INFO:pyrosetta.rosetta:PyRosetta-4 2020 [Rosetta PyRosetta4.conda.linux.cxx11thread.serialization.CentOS.python37.Release 2020.15+release.3121c734db02d2b62dd1974dcb8daface3f50057 2020-04-10T09:29:24] retrieved from: http://www.pyrosetta.org
(C) Copyright Rosetta Commons Member Institutions. Created in JHU by Sergey Lyskov and PyRosetta Team.


While jobs are running, you may monitor their progress using the dask dashboard diagnostics within Jupyter Lab!

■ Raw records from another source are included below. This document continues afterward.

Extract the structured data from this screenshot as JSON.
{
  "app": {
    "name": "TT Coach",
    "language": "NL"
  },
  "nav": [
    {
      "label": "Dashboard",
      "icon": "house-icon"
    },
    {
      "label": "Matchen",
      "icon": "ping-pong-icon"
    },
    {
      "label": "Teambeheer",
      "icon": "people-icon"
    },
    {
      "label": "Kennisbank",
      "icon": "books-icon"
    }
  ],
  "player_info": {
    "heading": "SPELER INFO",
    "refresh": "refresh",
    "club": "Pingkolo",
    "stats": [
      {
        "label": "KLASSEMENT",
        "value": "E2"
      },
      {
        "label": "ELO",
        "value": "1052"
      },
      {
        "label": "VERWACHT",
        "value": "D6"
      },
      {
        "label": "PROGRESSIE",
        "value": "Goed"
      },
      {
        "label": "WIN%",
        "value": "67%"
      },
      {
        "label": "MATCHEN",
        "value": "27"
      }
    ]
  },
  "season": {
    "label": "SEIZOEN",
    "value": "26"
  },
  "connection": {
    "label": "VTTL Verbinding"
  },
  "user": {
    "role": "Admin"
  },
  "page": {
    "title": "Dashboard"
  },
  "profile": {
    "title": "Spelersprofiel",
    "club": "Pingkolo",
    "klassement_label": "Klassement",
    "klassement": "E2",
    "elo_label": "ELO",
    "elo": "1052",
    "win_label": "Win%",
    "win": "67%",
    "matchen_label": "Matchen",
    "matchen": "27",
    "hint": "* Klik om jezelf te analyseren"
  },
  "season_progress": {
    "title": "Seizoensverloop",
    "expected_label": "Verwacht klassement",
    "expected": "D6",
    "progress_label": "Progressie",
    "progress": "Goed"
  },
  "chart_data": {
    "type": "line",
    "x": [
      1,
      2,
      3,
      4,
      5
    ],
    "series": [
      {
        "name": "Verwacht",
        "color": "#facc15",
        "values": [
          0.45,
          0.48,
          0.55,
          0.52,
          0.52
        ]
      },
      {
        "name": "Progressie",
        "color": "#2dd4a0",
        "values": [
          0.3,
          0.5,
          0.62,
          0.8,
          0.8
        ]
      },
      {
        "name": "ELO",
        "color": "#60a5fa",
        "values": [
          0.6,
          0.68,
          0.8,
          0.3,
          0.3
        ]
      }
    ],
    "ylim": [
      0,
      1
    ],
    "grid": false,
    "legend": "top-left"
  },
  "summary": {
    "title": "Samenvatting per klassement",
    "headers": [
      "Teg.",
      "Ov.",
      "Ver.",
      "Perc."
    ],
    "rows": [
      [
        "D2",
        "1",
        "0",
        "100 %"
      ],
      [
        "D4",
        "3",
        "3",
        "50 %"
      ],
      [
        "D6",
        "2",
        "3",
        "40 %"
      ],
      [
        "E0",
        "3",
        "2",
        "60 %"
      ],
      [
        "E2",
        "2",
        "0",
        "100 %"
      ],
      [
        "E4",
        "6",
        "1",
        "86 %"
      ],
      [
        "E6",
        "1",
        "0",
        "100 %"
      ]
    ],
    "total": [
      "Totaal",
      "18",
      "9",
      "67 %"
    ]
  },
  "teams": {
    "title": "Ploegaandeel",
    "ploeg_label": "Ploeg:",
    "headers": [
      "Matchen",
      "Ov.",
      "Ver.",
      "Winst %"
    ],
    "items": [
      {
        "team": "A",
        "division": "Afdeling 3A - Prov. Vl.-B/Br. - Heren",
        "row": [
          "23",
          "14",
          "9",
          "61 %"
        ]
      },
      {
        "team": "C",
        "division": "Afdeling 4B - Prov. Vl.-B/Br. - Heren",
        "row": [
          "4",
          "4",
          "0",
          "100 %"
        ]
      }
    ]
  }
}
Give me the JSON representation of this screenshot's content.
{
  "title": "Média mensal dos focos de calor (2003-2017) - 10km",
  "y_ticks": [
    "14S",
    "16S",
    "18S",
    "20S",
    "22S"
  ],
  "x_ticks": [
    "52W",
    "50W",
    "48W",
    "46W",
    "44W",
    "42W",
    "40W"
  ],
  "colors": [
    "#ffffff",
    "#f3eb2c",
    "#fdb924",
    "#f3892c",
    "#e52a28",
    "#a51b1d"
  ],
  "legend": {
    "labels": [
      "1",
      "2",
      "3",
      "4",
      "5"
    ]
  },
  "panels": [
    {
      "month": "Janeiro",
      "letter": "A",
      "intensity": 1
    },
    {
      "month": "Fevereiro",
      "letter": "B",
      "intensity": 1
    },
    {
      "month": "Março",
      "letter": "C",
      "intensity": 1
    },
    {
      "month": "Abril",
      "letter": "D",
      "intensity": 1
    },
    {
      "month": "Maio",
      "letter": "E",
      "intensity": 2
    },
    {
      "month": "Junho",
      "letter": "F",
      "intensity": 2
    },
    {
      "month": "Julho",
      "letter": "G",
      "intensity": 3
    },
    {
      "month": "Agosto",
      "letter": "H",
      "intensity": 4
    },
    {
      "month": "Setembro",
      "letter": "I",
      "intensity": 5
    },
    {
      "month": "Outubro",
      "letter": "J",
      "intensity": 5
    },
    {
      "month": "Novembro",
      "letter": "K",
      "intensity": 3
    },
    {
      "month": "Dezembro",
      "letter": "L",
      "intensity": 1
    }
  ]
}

In the "Dask" tab, click the various diagnostic tools _(arrows)_ to open new tabs:

![title](images/dask_labextension_4.png)

Arrange the diagnostic tool tabs within Jupyter Lab how you best see fit by clicking and dragging them:

![title](images/dask_labextension_3.png)

### 7. Visualize the resultant decoy

Gather pose from disk into memory:

In [7]:
results = glob.glob(os.path.join(work_dir, "decoys/*/*.pdb.bz2"))
packed_poses = []
for bz2file in results:
    with open(bz2file, "rb") as f:
        packed_poses.append(io.pose_from_pdbstring(bz2.decompress(f.read()).decode()))

View the pose in memory. Click and drag to rotate, zoom in and out w/ mouse scroll.

In [8]:
view = viewer.init(packed_poses, window_size=(800, 600))
view.add(viewer.setStyle())
view.add(viewer.setStyle(colorscheme="whiteCarbon", radius=0.25))
view.add(viewer.setHydrogenBonds())
view.add(viewer.setHydrogens(polar_only=True))
view.add(viewer.setDisulfides(radius=0.25))
view()

interactive(children=(IntSlider(value=0, continuous_update=False, description='Decoys', max=1), Output()), _do…

<function pyrosetta.distributed.viewer.core.Viewer.show.<locals>.view(i=0)>

### Congrats! 
You have successfully performed a Rosetta simulation using `PyRosettaCluster`! The next tutorial will reproduce this exact simulation.